Cormier, who was featured in a December 2015 Capital Gazette feature entitled "Nightcap: At Drummer's Lot Pub, Peanut holds the secrets," became one of those furloughed without notice last week.

"We all hope and pray that this furlough is short lived and we can get everyone back to the hotel, working and making our guests experience the best that it can be," Maynard said.

Remington, founded in 1968, is a hotel management company that also provides property management services. Its hospitality wing manages 86 hotels in 26 states across 17 brands.

"Remington Hotels is struggling in the face of the coronavirus," Remington Hotels President and CEO Sloan Dean III said in a statement.

Dean's appointment as president and CEO of Remington Hotels was announced in December.
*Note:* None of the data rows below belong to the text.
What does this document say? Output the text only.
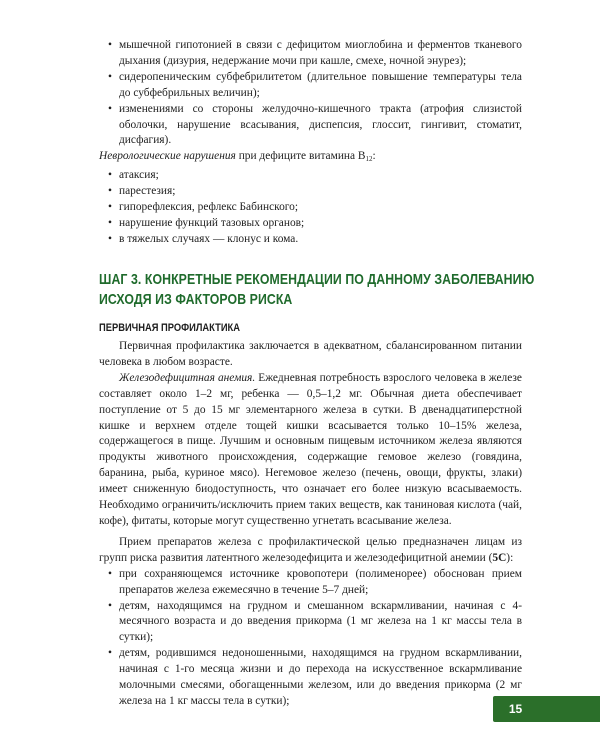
• мышечной гипотонией в связи с дефицитом миоглобина и ферментов тканевого дыхания (дизурия, недержание мочи при кашле, смехе, ночной энурез);
• сидеропеническим субфебрилитетом (длительное повышение температуры тела до субфебрильных величин);
• изменениями со стороны желудочно-кишечного тракта (атрофия слизистой оболочки, нарушение всасывания, диспепсия, глоссит, гингивит, стоматит, дисфагия).

Неврологические нарушения при дефиците витамина $B_{12}$:

• атаксия;
• парестезия;
• гипорефлексия, рефлекс Бабинского;
• нарушение функций тазовых органов;
• в тяжелых случаях — клонус и кома.
ШАГ 3. КОНКРЕТНЫЕ РЕКОМЕНДАЦИИ ПО ДАННОМУ ЗАБОЛЕВАНИЮ
ИСХОДЯ ИЗ ФАКТОРОВ РИСКА
ПЕРВИЧНАЯ ПРОФИЛАКТИКА

Первичная профилактика заключается в адекватном, сбалансированном питании человека в любом возрасте.

Железодефицитная анемия. Ежедневная потребность взрослого человека в железе составляет около 1–2 мг, ребенка — 0,5–1,2 мг. Обычная диета обеспечивает поступление от 5 до 15 мг элементарного железа в сутки. В двенадцатиперстной кишке и верхнем отделе тощей кишки всасывается только 10–15% железа, содержащегося в пище. Лучшим и основным пищевым источником железа являются продукты животного происхождения, содержащие гемовое железо (говядина, баранина, рыба, куриное мясо). Негемовое железо (печень, овощи, фрукты, злаки) имеет сниженную биодоступность, что означает его более низкую всасываемость. Необходимо ограничить/исключить прием таких веществ, как таниновая кислота (чай, кофе), фитаты, которые могут существенно угнетать всасывание железа.

Прием препаратов железа с профилактической целью предназначен лицам из групп риска развития латентного железодефицита и железодефицитной анемии (5С):

• при сохраняющемся источнике кровопотери (полименорее) обоснован прием препаратов железа ежемесячно в течение 5–7 дней;
• детям, находящимся на грудном и смешанном вскармливании, начиная с 4-месячного возраста и до введения прикорма (1 мг железа на 1 кг массы тела в сутки);
• детям, родившимся недоношенными, находящимся на грудном вскармливании, начиная с 1-го месяца жизни и до перехода на искусственное вскармливание молочными смесями, обогащенными железом, или до введения прикорма (2 мг железа на 1 кг массы тела в сутки);
15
The suffering of Remington Hotels' employees is a small portion of the larger story about how COVID-19 threatens the world's economy. Treasury Secretary Steven Mnuchin warned earlier this week that COVID-19 could drive unemployment in the U.S. to 20 percent, levels not seen since the Great Depression.

The travel and hospitality industry is asking for about $150 billion in relief.

Like the rest of the industry, Remington Hotels has been hit hard by COVID-19, which has sunk its business to "beyond depression levels" and Remington anticipates losses this year in the hundreds of millions, Dean said.

Remington Hotels expects hotels that it manages to run at 90 percent lower occupancy levels in April 2020, compared to the same month last year, Dean said.

"Most all of our 6,800 associates are furloughed," he said, adding that the entire situation is a "disaster."

Priorities for the entire industry were presented to President Donald Trump on Tuesday, March 17 by the American Hotel and Lodging Association.

Those priorities are emergency assistance for employees, a workforce stabilization fund from the U.S. Treasury Department, preservation of business liquidity that would include $100 billion for employee retention and rehiring, and tax relief.

"For many Americans in our sector, this health crisis will be compounded by economic hardship in the coming weeks and months," Dean said. "Congress must act now!! Time is essential as unemployment claims in hospitality will be in the millions."